[2012] EWCA Civ 401

07/03/2012

Barrister


Court

Court of Appeal (Civ Div)

Practice Areas

Public Children Law

Summary

There had been procedural unfairness in a judge’s decision to make a placement order in respect of a child where the child’s aunt and her husband, who were willing to care for him, had not been invited to engage with the court proceedings and therefore did not attend the hearing or submit any evidence. Given the significance of the decision for the child, the judge should have adjourned the matter to allow them to take part.

Facts

The child (X) was almost four years old. Care proceedings had begun in 2009 in respect of all five minor children of the family. In relation to X there was evidence of a significant failure to thrive, and when he was aged about one he was taken into foster care, where he remained. After a judicial fact-finding process and a multi-disciplinary assessment, it was decided that the four older children could be in the home but subject to intensive support. It was decided that X should not return to live with P. By that time a couple (B), who were X’s aunt and her husband, had expressed their willingness to provide a home for him. The local authority conducted an assessment of B, the result of which was essentially positive. The afternoon before the relevant hearing P’s solicitors called B and told them that they should attend, but at short notice they could not, due to work commitments. At the hearing P applied for an adjournment so the court could clarify B’s position. The local authority and guardian opposed that. The judge gave a short judgment in which he referred to the assessment of B, and the fact that B had not attended or intervened or sent a statement to court or applied to intervene. He said that as the proceedings had already been very lengthy, X could wait no longer for a final decision. He made a placement order.

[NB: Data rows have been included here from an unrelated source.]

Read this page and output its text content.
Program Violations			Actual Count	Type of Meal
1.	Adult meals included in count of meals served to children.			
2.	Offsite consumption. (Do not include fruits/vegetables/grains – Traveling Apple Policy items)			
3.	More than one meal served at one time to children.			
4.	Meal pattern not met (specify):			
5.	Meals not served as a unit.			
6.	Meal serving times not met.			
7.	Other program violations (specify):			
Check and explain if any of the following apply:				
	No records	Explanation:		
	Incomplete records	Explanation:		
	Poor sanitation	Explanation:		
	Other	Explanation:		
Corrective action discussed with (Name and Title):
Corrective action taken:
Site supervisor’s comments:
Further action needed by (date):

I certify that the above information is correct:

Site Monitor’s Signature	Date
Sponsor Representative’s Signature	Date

P appealed against that decision, and B attended the appeal at the court’s invitation.

Held

The procedure had fallen short of what was sufficient, for B’s interests and above all for X’s. It was a watershed decision for X and a procedurally sound approach was needed. The judge had been factually entirely correct in what he said about B’s lack of involvement before the hearing and their absence at court, but in order to place substantial weight on their absence it was necessary for the court or the local authority to have given a timely warning to B that they should engage with the hearing. That was not done. It would have been entirely possible at earlier hearings in the proceedings for the court to invite them to attend at the next one. Further, B had been entitled to think that the local authority was still considering X’s placement with them and would be in contact with them. There had been no process at all to engage B. Although it seemed that the judge had considered whether to adjourn, he did not refer to that issue in his judgment. The issue was whether to press on or to allow a relatively short adjournment, of perhaps a month or two, to allow B to take part. That balancing exercise had not been at the forefront of the judge’s mind. He was making a draconian order and the process needed to be fair and proper, so a comparatively short adjournment was both necessary and proportionate. The case would be remitted to a different judge. Although there were many advantages in a case being retained by a judge who had been steeped in it for a long time, in this case the judge had expressed in very strong terms his view that a placement order was required, so a new judge was needed.